But What Do You Control?

Letters to My Future Competitor

Letters to my future competitor

Hey Competitor,

I know you’re upset about this weekend’s game because you didn’t get to play as much as you expected. I know how frustrating it can be when you work hard during practice and then aren’t given as many opportunities during the game to play.

I’ve been there too, and yes, it does suck. We have zero control over the coach or his decisions this week. We can’t control our opponent. And we definitely can’t control the rainy weather we spent the day standing in.

But there’s always three things in life that we control:

  • Our focus
  • Our attitude
  • Our actions

Every day we get to choose what we focus on – things within our control and things outside of our control. We grow stressed, anxious, and many times, frustrated when we concentrate on things outside of our control because no matter how hard we try, we can’t change them.

The strength of a Competitor lies in her ability to focus on the things within her control: what she focuses on, what attitude she chooses, and what actions she takes.

Our focus.

We can focus on what frustrated us about Saturday’s game or we can choose to focus on what we can work on this week before the next game.

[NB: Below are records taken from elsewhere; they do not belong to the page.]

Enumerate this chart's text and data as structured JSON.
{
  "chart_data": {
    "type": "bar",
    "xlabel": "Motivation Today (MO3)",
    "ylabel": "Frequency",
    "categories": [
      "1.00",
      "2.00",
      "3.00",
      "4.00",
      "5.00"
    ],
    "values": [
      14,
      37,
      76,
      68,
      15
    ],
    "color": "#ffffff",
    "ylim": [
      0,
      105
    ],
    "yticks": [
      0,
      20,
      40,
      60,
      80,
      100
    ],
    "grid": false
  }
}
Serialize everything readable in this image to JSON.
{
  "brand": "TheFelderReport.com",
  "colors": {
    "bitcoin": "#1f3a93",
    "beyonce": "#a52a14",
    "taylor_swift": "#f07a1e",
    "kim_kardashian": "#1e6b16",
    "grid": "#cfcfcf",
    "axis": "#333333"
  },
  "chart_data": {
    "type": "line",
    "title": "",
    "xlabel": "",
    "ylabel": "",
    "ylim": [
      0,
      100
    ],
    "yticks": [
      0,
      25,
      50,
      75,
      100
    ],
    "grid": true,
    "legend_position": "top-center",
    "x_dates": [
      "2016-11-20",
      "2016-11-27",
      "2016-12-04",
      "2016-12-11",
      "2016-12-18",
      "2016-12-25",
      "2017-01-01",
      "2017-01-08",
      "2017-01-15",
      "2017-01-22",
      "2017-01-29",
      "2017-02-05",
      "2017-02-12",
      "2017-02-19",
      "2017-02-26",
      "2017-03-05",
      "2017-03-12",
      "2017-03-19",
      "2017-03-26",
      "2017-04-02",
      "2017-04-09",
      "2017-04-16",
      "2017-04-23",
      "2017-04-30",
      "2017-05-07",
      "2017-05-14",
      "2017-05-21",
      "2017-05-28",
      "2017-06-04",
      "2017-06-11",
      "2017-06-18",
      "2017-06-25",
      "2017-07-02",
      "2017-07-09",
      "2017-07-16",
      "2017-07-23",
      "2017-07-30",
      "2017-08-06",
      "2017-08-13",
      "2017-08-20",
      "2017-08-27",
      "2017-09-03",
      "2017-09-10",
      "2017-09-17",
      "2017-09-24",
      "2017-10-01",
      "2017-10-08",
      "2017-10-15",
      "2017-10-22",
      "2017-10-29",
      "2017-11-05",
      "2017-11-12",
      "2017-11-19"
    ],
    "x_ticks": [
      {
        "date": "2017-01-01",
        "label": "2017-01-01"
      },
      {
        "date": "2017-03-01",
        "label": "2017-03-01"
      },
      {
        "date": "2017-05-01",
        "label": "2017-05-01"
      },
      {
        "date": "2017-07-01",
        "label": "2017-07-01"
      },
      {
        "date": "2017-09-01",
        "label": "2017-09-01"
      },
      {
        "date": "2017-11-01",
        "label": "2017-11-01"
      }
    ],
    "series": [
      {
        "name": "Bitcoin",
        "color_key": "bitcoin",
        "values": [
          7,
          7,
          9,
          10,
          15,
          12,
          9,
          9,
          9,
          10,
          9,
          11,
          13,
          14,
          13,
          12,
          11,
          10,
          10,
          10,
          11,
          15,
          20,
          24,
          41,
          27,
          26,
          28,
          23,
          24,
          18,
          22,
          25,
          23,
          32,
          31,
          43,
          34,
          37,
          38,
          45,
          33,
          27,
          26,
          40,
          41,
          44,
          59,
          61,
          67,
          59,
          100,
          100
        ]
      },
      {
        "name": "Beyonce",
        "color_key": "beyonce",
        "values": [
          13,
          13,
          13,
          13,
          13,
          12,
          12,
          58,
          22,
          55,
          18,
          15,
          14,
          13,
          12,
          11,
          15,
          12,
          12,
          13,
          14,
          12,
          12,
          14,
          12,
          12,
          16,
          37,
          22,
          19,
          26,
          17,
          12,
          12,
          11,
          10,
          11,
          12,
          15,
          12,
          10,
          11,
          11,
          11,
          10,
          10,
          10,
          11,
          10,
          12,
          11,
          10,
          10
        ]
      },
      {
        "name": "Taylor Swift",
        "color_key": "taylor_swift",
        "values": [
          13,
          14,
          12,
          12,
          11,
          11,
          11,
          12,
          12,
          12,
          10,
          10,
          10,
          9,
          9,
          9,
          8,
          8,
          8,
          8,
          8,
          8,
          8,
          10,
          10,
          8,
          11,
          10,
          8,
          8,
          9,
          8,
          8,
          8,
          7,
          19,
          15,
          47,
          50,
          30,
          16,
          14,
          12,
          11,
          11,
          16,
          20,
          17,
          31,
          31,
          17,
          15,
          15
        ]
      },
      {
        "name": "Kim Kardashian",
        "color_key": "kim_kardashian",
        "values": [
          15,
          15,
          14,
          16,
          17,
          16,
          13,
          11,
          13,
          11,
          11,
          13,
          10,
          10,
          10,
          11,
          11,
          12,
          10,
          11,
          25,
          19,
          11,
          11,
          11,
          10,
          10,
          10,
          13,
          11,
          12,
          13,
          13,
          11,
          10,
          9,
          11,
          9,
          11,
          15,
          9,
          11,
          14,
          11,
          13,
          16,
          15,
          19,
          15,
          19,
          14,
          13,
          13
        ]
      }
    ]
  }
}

We can focus on what we didn’t get to fully do in our last game or we can choose to focus on what happened when we got onto the field – what did we do well and where can we improve?

We can focus on how to be the best teammate and leader we can from the sidelines, and not just from the field.

Our strength lies in the fact that we get to choose what we focus on.

Our attitude.

We may be upset about our lack of playing time but it’s still on us to choose our attitude during that moment.

We can be upset and still choose to grit our teeth and smile through it.

We can be angry and still choose to look for the positives in the situation. And we can even be jealous of our teammates yet still choose to cheer hard for them knowing that as a team, we win together.

Most people you meet in life will use the excuse that something outside of their control is controlling their attitude.

  • It’s someone else’s fault I’m being mean to you.
  • It’s the weather that’s causing me to not do my job.
  • It’s your fault I’m this way.

For these people, it’s always someone else’s fault for the attitude they’ve chosen in the moment. In reality, they’ve chosen that attitude in that moment, no one’s made them have it. Yes, people do things that can irritate us or impact us – however, it’s still 100% on us what attitude we choose in the moment.

Our actions.

This may sound surprising but it’s not the disappointing situation that matters most – it’s how a Competitor responds to it.

It’s your actions in response to not getting the outcome you desired of playing more. And those are 100% up to you.

It’s up to you to choose to go talk to your coach about the previous game and what you can do this week in practice to increase your opportunities to play.

It’s up to you to choose to do the extra drill work to improve skills you’re currently behind on.

And it’s up to you not quit on your teammates or coaches – to keep competing hard and being a great teammate in the middle of getting your spot back on the field.

Whether you know it or not, other people are always watching you. Your teammates will see your actions – how you respond to this situation – and it will either inspire their confidence in you as a teammate or create concern. How do you want your teammates to feel about you?

Remember, the strength of a Competitor lies in her ability to focus on the things within her control.

So what if this week we don’t let the things outside of our control derail us from focusing on the things that are?

I thought you might agree, because after all, you’re a Competitor.